With NFTs being a relatively new component of the auction marketplace – and one many people associate with contemporary digital art – we reached out to Doyle for some additional details.
“For us, so much of it was thinking about the traditional collector and collecting categories and including them in the conversation about NFTs. We think that the appetite for NFTs can apply for traditional collections. Our goal is to offer this to the market and to listen and learn, to see where the demand is. It is likely going to appeal to people who are buying the really unique item, not just the generic. There are lots of different directions collectors can go with this; it’s an opportunity to build a collection in a digital space.”

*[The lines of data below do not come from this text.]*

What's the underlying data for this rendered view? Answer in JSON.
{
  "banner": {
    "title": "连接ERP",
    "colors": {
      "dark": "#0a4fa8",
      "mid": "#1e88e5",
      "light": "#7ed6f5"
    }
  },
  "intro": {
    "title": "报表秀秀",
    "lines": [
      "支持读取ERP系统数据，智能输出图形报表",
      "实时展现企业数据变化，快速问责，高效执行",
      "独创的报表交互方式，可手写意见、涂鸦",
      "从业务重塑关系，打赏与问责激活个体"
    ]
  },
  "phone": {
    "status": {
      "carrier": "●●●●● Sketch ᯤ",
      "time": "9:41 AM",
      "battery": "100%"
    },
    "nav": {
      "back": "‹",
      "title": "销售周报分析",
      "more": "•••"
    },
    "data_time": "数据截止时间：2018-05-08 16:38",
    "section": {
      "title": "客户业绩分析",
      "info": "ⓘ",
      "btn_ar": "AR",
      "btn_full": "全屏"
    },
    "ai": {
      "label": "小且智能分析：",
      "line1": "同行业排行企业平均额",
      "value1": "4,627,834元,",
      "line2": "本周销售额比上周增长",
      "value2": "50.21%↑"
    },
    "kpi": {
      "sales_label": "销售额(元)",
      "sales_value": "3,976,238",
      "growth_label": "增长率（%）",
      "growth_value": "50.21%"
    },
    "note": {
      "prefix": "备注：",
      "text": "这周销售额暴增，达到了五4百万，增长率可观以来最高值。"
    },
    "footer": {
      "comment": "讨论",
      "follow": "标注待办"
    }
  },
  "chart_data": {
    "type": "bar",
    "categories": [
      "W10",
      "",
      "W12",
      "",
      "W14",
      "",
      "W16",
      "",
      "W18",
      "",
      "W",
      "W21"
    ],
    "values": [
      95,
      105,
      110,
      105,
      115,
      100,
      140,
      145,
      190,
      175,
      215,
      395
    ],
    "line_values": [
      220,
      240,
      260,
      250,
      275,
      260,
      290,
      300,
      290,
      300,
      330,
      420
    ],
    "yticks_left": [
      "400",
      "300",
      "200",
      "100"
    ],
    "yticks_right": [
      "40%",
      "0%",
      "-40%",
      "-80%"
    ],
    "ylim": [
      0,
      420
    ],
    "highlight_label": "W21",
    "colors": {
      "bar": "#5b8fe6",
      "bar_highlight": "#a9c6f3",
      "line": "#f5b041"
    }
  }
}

Under the general header “selected marquee lots,” think historic. Truly one-of-a-kind pieces. Provenance to history makers will need to be ironclad. Some NFT-worthy lots that the auction house has sold previously include an antique silver, gold, pearl and diamond comb-tiara that had provenance to Melissa Clementine Johnston Wilson of the Gilded Age-era Wilson family of New York City, which Doyle sold for $423,000 in December 2020. Or the portrait of Napoleon Bonaparte’s sister, Pauline, Madame Leclerc, that had been painted by Marie-Victoire Lemoine around 1798-99, which brought $387,000 when Doyle sold it in February 2020.
Doyle said that NFTs could be made in either two or three dimensions.
This raised some questions on our part about where NFTs were stored, how they were accessed, if more than one NFT could be made of the same item, whether they stayed with the item if it was sold, and what happens if access to the NFT is lost. Doyle was more than happy to answer them.
“There is only one NFT created per lot, and it transfers with the lot. The seller may choose to have us create one as part of its marketing strategy or the buyer will commission one upon purchase. NFTs live in blockchain and in the owner’s (digital) wallet; the blockchain is updated when the NFT/lot is transferred. There are different ways to access them depending on the platform that is used, i.e., you can display the image that was used to create an NFT on a screen, a website, etc, to represent the NFT. Access to an NFT might get lost, but the NFT will remain on the blockchain.”
For the next generation of collector, it’s a way to tie the physical and the digital together. And, for Doyle, it’s an opportunity to be part of this developing, market-shaking, conversation.